The researchers found that spores that inherited the driver gene manufactured additional antidote protein inside the spore to neutralize the poison and ensure their survival.

The team also discovered that a particular molecular switch that controls many other genes involved in spore formation also controls the expression of poison, but not antidote, from the wtf4 gene. The switch is essential for yeast reproduction and is inextricably linked to wtf4, helping to explain why this selfish gene is so successful at evading any attempts by the host to disable the switch.

“One of the reasons we are thinking these things have stuck around for so long – they’ve used this sneaky strategy of exploiting the same essential switch that turns on yeast reproduction,” said Nidamangala Srinivasa.

“If we could manipulate these DNA parasites to be expressed in mosquitoes and drive their destruction, it may be a way to control pest species,” said Nuckolls.

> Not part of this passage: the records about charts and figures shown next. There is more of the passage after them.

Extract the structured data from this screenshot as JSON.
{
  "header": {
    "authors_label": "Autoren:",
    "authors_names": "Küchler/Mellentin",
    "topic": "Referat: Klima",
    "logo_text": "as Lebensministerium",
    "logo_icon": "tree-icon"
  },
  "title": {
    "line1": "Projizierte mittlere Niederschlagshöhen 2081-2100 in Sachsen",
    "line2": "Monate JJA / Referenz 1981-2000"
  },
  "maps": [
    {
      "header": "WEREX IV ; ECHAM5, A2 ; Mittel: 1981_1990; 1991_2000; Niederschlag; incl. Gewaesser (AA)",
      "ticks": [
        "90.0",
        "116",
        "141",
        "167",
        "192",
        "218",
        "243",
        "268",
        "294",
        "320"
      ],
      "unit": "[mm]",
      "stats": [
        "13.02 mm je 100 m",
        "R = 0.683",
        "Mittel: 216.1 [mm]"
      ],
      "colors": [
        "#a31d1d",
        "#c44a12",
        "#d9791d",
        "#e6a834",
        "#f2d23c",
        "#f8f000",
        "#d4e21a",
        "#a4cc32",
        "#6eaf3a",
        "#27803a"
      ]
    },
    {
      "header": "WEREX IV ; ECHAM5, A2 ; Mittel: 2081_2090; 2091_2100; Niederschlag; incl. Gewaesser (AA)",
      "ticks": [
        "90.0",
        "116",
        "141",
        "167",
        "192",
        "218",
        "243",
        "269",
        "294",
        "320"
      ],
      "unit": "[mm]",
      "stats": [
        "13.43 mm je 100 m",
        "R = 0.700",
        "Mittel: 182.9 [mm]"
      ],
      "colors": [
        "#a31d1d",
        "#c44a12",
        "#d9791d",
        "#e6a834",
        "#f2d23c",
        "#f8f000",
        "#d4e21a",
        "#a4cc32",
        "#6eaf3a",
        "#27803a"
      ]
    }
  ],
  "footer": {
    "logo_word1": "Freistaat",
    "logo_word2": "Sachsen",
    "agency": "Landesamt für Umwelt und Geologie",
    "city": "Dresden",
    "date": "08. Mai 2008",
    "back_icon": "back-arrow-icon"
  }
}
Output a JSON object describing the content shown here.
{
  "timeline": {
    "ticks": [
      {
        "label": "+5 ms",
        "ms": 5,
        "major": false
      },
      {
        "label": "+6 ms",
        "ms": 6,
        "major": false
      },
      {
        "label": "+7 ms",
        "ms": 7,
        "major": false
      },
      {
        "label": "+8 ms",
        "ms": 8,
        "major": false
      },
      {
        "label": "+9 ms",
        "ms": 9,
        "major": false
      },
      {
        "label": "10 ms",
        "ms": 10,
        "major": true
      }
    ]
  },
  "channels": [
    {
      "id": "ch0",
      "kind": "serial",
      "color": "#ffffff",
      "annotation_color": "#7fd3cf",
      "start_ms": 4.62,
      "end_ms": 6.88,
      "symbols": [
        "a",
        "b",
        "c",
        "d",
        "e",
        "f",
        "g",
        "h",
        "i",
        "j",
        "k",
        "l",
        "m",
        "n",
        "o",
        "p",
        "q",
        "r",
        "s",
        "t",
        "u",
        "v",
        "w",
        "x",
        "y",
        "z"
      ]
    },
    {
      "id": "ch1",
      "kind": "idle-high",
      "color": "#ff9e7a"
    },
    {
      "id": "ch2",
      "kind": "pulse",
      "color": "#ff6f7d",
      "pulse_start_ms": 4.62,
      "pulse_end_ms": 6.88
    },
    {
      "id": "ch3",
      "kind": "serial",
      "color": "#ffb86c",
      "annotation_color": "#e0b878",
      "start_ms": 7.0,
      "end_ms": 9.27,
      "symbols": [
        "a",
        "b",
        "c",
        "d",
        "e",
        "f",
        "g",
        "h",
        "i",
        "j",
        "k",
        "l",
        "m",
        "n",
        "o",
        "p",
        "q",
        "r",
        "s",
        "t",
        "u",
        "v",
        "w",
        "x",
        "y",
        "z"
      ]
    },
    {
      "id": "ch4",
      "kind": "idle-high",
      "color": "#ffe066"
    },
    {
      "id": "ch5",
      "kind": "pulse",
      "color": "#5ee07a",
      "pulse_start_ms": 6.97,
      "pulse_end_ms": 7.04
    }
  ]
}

Reference: “S. pombe wtf drivers use dual transcriptional regulation and selective protein exclusion from spores to cause meiotic drive” by Nicole L. Nuckolls, Ananya Nidamangala Srinivasa, Anthony C. Mok, Rachel M. Helston, María Angélica Bravo Núñez, Jeffrey J. Lange, Todd J. Gallagher, Chris W. Seidel and Sarah E. Zanders, 7 December 2022, PLOS Genetics.
DOI: 10.1371/journal.pgen.1009847

Additional authors include Anthony Mok, María Angélica Bravo Núñez, Ph.D., Jeffery Lange, Ph.D., Todd J. Gallagher, and Chris W. Seidel, Ph.D.

This work was funded by the Searle Award, the National Institutes of General Medical Sciences (awards: R00GM114436, DP2GM132936), the National Cancer Institute (award: F99CA234523), the Eunice Kennedy Shriver National Institute of Child Health and Human Development (award: F31HD097974) of the National Institutes of Health (NIH), and institutional support from the Stowers Institute for Medical Research. The content is solely the responsibility of the authors and does not necessarily represent the official views of the NIH.